29/10/12

Commission’s market test on settlement offer in the e-book sector

The European Commission is inviting comments from interested parties on the commitments offered by Apple and four publishers, aimed at settling an antitrust investigation into the sale of e-books.

Alongside Apple, the four publishers involved are: Simon & Schuster (USA), Harper Collins (USA), Hachette Livre (France) and Verslagsgruppe Georg von Holtzbrinck (Germany).

The Commission considers that these companies may have breached EU antitrust rules by jointly switching the sale of e-books from a wholesale model to an agency model which allowed the publishers to set the price, and e-book store owners (such as Apple) to receive part of the revenue. The move to this mechanism, which included the so-called Most Favoured Nation (MFN) clauses, allows more control by the publishers over the retail prices and may lead to collusion between competing publishers to raise (with the help of Apple) retail e-book prices.
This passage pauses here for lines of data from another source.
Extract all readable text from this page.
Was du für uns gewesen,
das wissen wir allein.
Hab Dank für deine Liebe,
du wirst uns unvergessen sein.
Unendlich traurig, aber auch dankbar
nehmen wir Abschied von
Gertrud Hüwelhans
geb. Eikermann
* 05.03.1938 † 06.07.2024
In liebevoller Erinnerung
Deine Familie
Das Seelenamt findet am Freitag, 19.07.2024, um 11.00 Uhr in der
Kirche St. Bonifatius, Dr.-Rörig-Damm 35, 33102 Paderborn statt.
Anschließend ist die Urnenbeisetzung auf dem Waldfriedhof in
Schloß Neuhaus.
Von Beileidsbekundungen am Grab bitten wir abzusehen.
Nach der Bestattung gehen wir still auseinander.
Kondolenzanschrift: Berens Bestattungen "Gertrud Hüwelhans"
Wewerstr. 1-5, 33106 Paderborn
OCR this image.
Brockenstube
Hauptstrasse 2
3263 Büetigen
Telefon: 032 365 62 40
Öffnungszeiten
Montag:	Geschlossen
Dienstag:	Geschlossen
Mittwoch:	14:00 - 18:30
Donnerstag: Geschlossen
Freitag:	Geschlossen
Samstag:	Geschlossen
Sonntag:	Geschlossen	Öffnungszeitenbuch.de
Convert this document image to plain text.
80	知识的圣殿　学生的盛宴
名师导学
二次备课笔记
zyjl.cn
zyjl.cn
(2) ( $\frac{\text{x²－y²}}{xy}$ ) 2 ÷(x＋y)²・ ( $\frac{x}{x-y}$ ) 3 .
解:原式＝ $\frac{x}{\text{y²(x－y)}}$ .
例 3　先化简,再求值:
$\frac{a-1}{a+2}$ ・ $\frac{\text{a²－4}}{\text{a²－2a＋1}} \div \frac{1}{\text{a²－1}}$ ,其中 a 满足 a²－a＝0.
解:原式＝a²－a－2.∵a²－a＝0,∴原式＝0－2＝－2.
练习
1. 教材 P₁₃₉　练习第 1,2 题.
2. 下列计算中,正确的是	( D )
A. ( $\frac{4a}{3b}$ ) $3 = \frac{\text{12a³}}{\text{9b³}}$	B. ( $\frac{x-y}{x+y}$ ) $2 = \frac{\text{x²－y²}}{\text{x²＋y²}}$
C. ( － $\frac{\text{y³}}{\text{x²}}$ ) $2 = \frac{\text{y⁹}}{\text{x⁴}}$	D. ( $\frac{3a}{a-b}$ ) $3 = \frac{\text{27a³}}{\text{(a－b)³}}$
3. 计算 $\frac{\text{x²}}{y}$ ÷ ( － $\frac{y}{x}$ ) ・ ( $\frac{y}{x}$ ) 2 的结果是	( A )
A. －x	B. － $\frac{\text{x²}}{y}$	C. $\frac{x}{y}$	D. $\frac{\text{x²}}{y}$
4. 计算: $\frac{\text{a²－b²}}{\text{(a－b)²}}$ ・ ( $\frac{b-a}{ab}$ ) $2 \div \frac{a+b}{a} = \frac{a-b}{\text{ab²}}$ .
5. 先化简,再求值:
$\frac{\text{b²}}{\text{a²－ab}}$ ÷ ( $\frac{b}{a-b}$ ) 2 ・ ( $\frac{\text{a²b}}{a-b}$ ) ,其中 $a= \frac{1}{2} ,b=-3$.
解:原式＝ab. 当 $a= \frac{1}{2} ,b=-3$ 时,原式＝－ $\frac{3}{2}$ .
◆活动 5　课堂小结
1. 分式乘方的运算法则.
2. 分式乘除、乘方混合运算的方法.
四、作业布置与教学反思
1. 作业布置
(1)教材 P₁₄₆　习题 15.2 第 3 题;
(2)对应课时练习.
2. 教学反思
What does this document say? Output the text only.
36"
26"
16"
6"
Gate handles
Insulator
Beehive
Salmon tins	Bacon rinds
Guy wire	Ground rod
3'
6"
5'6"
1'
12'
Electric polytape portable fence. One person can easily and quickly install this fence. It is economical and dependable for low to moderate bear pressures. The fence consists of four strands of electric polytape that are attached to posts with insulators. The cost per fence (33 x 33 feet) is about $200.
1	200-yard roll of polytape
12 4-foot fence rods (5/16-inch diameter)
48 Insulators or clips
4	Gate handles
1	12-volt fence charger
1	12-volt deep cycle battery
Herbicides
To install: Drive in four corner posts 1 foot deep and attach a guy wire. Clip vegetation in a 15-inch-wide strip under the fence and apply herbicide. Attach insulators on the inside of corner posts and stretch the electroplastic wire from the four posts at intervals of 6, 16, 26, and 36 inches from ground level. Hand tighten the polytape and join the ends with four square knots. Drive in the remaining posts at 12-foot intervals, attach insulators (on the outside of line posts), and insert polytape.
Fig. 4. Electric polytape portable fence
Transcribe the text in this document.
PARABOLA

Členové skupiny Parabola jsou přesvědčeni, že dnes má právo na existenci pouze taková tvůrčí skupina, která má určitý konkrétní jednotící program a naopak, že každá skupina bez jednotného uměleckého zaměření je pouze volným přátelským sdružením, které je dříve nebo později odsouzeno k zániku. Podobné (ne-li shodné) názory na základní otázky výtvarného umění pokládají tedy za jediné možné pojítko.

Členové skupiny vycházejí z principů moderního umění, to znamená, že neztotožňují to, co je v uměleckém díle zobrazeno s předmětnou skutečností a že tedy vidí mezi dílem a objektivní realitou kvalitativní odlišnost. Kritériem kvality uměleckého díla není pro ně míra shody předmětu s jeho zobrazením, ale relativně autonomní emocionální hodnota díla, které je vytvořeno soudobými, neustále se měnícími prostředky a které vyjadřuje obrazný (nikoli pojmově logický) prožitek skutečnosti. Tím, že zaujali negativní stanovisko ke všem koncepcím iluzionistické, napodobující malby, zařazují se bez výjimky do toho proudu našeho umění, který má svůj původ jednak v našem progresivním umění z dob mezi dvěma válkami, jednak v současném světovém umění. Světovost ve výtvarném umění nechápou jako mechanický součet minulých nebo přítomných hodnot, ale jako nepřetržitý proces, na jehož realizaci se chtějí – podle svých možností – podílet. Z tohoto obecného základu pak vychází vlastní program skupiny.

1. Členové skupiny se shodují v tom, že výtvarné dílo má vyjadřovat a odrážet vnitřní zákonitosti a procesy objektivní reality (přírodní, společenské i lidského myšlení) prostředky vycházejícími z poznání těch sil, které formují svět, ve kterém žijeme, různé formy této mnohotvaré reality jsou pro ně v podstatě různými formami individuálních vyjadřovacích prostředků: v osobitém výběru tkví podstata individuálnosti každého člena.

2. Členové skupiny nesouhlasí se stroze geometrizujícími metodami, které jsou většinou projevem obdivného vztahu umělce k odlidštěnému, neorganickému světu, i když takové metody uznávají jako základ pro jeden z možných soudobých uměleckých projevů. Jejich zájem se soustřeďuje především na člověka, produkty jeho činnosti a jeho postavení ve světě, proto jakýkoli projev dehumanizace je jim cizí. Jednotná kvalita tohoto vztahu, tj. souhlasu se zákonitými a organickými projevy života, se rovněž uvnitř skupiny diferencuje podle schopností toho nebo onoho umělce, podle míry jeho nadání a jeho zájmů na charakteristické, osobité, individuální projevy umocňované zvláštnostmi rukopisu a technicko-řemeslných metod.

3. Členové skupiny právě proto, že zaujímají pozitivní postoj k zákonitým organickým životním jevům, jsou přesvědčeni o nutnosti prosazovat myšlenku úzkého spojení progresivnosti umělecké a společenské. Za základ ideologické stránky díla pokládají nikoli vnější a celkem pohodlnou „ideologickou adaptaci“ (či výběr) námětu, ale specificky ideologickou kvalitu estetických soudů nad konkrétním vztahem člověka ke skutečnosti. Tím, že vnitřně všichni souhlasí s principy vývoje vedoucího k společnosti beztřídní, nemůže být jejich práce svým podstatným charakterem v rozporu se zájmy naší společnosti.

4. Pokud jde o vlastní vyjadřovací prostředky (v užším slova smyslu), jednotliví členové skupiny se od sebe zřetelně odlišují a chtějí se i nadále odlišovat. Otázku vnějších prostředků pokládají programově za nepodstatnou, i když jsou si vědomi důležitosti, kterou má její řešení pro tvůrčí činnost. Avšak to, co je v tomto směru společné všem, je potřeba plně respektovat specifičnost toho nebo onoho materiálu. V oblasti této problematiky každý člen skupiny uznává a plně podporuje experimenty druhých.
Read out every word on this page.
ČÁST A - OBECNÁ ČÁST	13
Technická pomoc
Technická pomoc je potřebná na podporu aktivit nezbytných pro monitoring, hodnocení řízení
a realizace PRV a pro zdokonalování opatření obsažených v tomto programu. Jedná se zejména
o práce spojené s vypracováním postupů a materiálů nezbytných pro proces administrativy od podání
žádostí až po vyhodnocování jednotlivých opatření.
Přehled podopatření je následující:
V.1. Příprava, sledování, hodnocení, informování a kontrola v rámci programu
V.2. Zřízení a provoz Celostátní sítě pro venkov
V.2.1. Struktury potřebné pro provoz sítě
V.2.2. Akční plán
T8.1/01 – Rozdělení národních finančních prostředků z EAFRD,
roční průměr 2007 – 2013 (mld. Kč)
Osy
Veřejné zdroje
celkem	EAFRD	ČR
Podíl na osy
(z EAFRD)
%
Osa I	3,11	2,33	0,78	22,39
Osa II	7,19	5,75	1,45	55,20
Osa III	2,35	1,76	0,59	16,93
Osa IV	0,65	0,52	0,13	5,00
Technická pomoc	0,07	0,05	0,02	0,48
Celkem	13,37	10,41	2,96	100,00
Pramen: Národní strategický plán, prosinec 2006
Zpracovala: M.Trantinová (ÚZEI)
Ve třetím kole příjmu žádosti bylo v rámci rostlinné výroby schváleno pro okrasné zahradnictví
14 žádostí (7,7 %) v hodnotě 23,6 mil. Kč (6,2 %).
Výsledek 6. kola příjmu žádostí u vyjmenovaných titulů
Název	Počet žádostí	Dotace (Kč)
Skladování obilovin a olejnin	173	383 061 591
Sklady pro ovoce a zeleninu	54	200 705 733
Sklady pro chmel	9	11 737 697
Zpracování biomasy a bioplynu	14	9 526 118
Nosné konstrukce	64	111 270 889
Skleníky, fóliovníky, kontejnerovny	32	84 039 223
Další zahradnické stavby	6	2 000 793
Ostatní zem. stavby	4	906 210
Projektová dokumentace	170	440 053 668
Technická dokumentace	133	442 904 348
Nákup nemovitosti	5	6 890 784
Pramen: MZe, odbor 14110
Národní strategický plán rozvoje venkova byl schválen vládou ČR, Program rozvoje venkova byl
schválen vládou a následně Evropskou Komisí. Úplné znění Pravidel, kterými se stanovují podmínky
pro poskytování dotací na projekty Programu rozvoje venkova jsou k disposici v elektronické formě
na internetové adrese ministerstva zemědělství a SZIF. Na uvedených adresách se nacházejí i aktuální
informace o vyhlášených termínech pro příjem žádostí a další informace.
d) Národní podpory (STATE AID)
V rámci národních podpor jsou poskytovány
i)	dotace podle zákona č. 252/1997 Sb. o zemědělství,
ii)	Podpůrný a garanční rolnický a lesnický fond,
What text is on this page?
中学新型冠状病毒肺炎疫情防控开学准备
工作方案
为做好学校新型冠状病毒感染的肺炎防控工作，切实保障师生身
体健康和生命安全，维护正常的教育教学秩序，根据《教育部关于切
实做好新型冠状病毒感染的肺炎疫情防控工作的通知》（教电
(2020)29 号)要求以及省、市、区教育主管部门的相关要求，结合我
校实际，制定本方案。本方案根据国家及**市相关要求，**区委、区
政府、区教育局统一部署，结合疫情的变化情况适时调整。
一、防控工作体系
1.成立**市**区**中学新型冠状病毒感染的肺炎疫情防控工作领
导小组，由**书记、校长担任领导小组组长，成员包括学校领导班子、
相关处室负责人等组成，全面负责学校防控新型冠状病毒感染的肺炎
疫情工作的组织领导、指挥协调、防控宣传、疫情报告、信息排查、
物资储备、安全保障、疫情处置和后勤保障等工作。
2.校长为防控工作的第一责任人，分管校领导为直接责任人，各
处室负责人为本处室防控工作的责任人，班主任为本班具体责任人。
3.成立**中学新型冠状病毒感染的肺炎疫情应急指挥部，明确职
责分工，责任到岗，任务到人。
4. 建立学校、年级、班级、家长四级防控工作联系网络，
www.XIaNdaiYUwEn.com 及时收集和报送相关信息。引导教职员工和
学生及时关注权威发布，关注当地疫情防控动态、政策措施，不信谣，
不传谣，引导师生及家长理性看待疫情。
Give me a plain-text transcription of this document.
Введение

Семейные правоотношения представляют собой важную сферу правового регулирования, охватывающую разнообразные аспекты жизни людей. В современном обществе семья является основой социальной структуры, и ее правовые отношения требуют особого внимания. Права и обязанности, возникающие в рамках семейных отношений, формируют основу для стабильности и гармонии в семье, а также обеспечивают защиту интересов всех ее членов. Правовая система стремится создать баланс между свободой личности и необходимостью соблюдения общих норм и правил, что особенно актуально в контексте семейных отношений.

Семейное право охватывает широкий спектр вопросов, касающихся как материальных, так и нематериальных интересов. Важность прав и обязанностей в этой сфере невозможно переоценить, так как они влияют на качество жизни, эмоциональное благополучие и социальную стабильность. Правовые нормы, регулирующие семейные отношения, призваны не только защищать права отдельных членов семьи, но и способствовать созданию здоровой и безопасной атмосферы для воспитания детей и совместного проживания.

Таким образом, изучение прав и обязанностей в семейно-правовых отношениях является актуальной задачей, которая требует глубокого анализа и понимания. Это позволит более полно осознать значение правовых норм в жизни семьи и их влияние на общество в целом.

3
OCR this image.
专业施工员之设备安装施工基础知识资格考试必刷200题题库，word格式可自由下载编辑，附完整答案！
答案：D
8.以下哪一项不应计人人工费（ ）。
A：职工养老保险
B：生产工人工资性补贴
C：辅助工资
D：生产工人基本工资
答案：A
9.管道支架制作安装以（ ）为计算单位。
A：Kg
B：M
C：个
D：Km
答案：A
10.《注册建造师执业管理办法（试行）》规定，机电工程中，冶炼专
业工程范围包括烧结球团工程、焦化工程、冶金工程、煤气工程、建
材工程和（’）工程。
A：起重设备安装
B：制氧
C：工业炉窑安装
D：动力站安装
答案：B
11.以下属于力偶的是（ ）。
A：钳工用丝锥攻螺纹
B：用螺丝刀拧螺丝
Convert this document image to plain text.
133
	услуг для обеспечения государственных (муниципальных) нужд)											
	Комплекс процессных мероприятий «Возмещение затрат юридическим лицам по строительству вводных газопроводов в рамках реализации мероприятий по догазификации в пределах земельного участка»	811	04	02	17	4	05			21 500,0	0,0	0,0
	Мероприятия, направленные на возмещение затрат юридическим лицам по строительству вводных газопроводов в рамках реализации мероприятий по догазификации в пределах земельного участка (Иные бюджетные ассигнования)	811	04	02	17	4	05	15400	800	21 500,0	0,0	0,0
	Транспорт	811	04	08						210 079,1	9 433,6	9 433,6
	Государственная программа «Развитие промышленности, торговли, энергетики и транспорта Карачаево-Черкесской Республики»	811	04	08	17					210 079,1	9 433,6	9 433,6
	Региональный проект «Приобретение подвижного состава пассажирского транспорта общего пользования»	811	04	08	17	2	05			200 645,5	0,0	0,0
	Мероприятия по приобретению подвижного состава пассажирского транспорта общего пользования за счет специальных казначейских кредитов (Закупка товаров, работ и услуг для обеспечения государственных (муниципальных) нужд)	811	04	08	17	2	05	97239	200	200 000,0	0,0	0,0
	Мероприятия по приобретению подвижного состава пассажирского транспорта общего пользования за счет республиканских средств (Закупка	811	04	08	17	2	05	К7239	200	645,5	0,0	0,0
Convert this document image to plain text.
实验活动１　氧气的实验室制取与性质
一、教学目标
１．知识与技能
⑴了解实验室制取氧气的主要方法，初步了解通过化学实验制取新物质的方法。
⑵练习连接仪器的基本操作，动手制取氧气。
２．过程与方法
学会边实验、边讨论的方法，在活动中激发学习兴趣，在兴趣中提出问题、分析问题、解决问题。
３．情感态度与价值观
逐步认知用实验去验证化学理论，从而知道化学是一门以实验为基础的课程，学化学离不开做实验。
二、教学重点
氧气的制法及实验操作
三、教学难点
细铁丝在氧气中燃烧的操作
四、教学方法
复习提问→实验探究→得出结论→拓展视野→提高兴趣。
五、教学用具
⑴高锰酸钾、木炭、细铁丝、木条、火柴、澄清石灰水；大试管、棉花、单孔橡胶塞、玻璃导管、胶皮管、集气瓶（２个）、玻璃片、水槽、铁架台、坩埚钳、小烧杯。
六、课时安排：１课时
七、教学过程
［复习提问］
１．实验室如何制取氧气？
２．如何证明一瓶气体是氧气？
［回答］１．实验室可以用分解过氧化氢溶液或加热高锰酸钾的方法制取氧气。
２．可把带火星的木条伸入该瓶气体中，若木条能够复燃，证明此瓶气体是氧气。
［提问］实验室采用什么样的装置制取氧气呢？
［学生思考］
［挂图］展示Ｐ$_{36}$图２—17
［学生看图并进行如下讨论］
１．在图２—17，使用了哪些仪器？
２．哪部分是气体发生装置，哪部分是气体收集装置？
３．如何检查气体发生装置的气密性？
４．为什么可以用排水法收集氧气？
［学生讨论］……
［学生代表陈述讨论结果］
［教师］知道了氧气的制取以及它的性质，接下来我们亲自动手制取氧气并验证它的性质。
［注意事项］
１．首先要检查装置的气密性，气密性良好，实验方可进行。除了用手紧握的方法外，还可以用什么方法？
In the proposed commitments, the companies offer to terminate the existing agency agreements and refrain from adopting price MFN clauses for five years. In case any of them might enter into a new agency agreement, retailers will be free to set the retail price of e-books for two years, provided the aggregate value of price discounts granted by retailers does not exceed the total annual amount of the commissions that the retailer receives from the publisher.

The EU’s market test will run for a month. If it shows that the commitments are a satisfactory solution to the Commission’s concerns, it may adopt a decision to make them legally binding.